El monstruo hechizado para siempre. Cuento infantil de monstruos

Un relato sobre un niño mal portado que aprendió una valiosa lección

Te sugerimos leer este cuento infantil de monstruos que inculcará en los niños el valor del respeto y la bondad. El monstruo hechizado para siempre es una historia de personajes fantásticos, perfecta para que los pequeños se diviertan y disfruten de una actividad recreativa como lo es la lectura.

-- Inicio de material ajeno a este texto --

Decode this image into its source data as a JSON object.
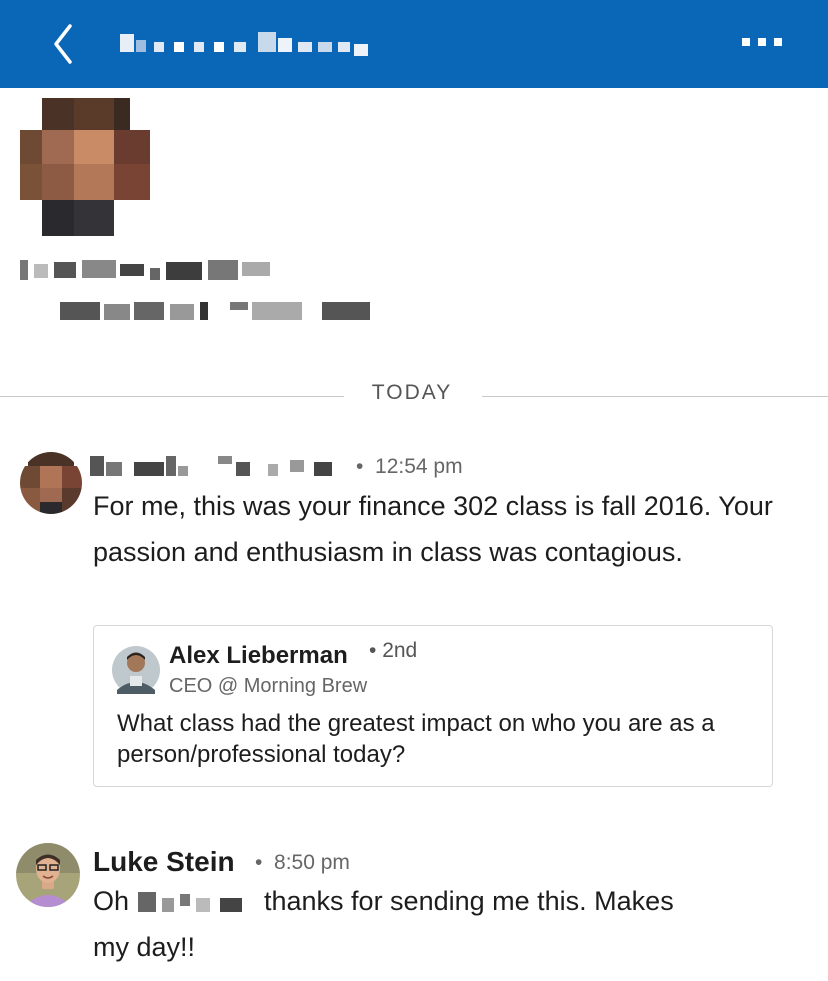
{
  "header": {
    "back_icon": "chevron-left-icon",
    "more_icon": "more-horizontal-icon",
    "accent_color": "#0a66b7"
  },
  "conversation": {
    "date_divider": "TODAY"
  },
  "messages": [
    {
      "time": "12:54 pm",
      "text": "For me, this was your finance 302 class is fall 2016. Your passion and enthusiasm in class was contagious.",
      "shared_post": {
        "author": "Alex Lieberman",
        "degree": "2nd",
        "headline": "CEO @ Morning Brew",
        "text": "What class had the greatest impact on who you are as a person/professional today?"
      }
    },
    {
      "sender": "Luke Stein",
      "time": "8:50 pm",
      "text_before": "Oh",
      "text_after": "thanks for sending me this. Makes",
      "text_line2": "my day!!"
    }
  ]
}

Comparte con tus hijos este bonito relato donde la magia y la fantasía darán rienda suelta a su imaginación. Adéntrate junto con ellos en el mundo de la literatura infantil y enséñales la importancia de leer. Y ahora sí, ¡que disfrutes este bonito cuento!

Cuento de monstruos para niños: El monstruo hechizado para siempre

el monstruo hechizado para siempre

Había una vez un niño que se portaba tan mal, que el hada del reino se le apareció para castigarlo. Lo hechizó y lo convirtió en un monstruo, de manera que sólo podría dejar de serlo si asustaba terriblemente a alguien. Al principio pensó que sería fácil, pero pronto se dio cuenta de que los niños de su entorno eran muy difíciles de asustar.

Pasó mucho tiempo y se fue desanimando, así que decidió buscar una presa fácil: un chico con fama de buenazo. Para no fallar, lo estudió durante algún tiempo, siguiéndole allá donde iba, y viendo de paso todas las buenas obras que hacía: daba limosna, jugaba con los niños del hospital, ayudaba a los ancianos.

Finalmente, un día tuvo a tiro el mejor susto del mundo, aquel que podría liberarle para siempre y dejar tieso al niño bueno. Pero cuando fue a asustarle, vinieron a su mente las imágenes de aquellos a quienes el niño bueno ayudaba, y decidió perdonarle, porque comprendió que la labor de aquel muchacho no tenía precio él sería culpable de todo lo malo que les pasara a todos los que ayudaba. Justo en ese instante se apareció el hada, que premió su actitud devolviéndole su aspecto.

Y aquel niño, antes tan malvado, se convirtió en un niño ejemplar y bondadoso, muy amigo de aquel niño bueno a quien estuvo a punto de matar del susto.